Originally Posted by FaRmBoX

What are you trying to ask?

A. $sin^3(x)+cos^3(x)$

Use the sum of two cubes $a^3+b^3 = (a+b)(a^2-ab+b^2)$ and the Pythagorean identity

B. $sin^2(x)-cos^2(x)$

You could use the difference of two squares but it'd get you nowhere really. I would rewrite as $-(cos^2(x)-sin^2(x))$ and now you can use the double angle identity for cos(2x)
• December 14th 2009, 01:44 PM
FaRmBoX
That was my bad, it the first value divided by the 2nd value. I put them one above the other as I typed it and I didnt realize the entire post ended being one line. ( sin^3(x) + cos^3(x) ) / ( sin^2(x) - cos^2(x) )
• December 14th 2009, 01:54 PM
e^(i*pi)
Quote:

Originally Posted by FaRmBoX
That was my bad, it the first value divided by the 2nd value. I put them one above the other as I typed it and I didnt realize the entire post ended being one line. ( sin^3(x) + cos^3(x) ) / ( sin^2(x) - cos^2(x) )

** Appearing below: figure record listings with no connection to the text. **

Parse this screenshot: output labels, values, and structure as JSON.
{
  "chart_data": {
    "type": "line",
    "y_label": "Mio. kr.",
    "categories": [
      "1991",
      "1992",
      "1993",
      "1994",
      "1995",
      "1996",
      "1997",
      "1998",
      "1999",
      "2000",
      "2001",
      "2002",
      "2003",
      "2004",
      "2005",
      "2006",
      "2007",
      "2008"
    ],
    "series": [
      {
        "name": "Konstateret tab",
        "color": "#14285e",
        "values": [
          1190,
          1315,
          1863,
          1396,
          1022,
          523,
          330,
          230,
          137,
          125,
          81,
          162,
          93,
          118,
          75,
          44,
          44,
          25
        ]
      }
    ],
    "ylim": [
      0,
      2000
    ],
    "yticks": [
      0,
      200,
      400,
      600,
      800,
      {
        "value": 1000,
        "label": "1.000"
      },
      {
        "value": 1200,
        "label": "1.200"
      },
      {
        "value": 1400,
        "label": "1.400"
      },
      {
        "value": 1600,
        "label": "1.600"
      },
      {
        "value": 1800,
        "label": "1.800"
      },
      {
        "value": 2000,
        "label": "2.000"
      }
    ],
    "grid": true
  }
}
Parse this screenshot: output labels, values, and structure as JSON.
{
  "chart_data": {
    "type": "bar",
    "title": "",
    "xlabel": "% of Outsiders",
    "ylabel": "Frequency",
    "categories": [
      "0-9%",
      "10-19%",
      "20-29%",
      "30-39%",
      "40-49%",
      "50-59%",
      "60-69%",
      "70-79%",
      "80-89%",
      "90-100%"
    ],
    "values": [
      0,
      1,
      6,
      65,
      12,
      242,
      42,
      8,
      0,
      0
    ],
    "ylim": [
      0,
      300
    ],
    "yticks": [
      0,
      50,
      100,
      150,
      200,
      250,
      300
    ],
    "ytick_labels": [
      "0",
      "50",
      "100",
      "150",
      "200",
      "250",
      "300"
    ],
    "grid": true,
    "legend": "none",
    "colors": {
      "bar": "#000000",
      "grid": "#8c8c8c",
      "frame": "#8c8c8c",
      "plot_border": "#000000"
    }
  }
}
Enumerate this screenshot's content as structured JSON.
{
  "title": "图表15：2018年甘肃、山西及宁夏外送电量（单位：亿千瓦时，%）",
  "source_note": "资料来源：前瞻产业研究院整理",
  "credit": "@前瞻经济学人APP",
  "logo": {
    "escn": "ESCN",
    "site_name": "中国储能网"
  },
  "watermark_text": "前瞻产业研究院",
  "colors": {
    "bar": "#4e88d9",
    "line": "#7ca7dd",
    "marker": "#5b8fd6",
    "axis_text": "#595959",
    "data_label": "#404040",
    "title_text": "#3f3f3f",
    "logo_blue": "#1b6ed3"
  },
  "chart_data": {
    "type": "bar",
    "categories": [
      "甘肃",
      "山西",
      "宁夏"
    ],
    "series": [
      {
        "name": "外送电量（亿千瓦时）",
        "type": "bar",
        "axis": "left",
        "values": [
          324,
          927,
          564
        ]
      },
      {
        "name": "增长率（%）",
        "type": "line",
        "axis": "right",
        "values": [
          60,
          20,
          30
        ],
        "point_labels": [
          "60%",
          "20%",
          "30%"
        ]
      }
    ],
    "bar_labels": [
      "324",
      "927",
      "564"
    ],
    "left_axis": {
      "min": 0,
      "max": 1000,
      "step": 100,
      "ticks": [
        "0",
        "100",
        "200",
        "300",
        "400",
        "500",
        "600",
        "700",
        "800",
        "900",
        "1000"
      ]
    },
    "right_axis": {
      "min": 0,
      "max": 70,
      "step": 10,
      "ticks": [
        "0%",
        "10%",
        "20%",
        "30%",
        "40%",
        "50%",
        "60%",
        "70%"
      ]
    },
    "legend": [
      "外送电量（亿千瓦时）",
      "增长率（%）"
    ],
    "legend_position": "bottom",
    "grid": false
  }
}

$\frac{sin^3(x)+cos^3(x)}{sin^2(x)-cos^2(x)}$

Slightly different this time. Again use the sum of two cubes on the top

$sin^3(x)+cos^3(x) = [sin(x)+cos(x)][sin^2(x)-sin(x)cos(x)+cos^2(x)]$

As $sin^2(x)+cos^2(x) = 1$ we get $[sin(x)+cos(x)][1-sin(x)cos(x)]$

As far as I know once $sin(x)+cos(x)$ goes it cannot be reduced further

This time use the difference of two squares on the bottom to ensure something will cancel in the step after this

$sin^2(x)-cos^2(x) = [sin(x)+cos(x)][sin(x)-cos(x)]$

Bring both parts together

$\frac{[sin(x)+cos(x)][1-cos(x)sin(x)]}{[sin(x)+cos(x)][sin(x)-cos(x)]}$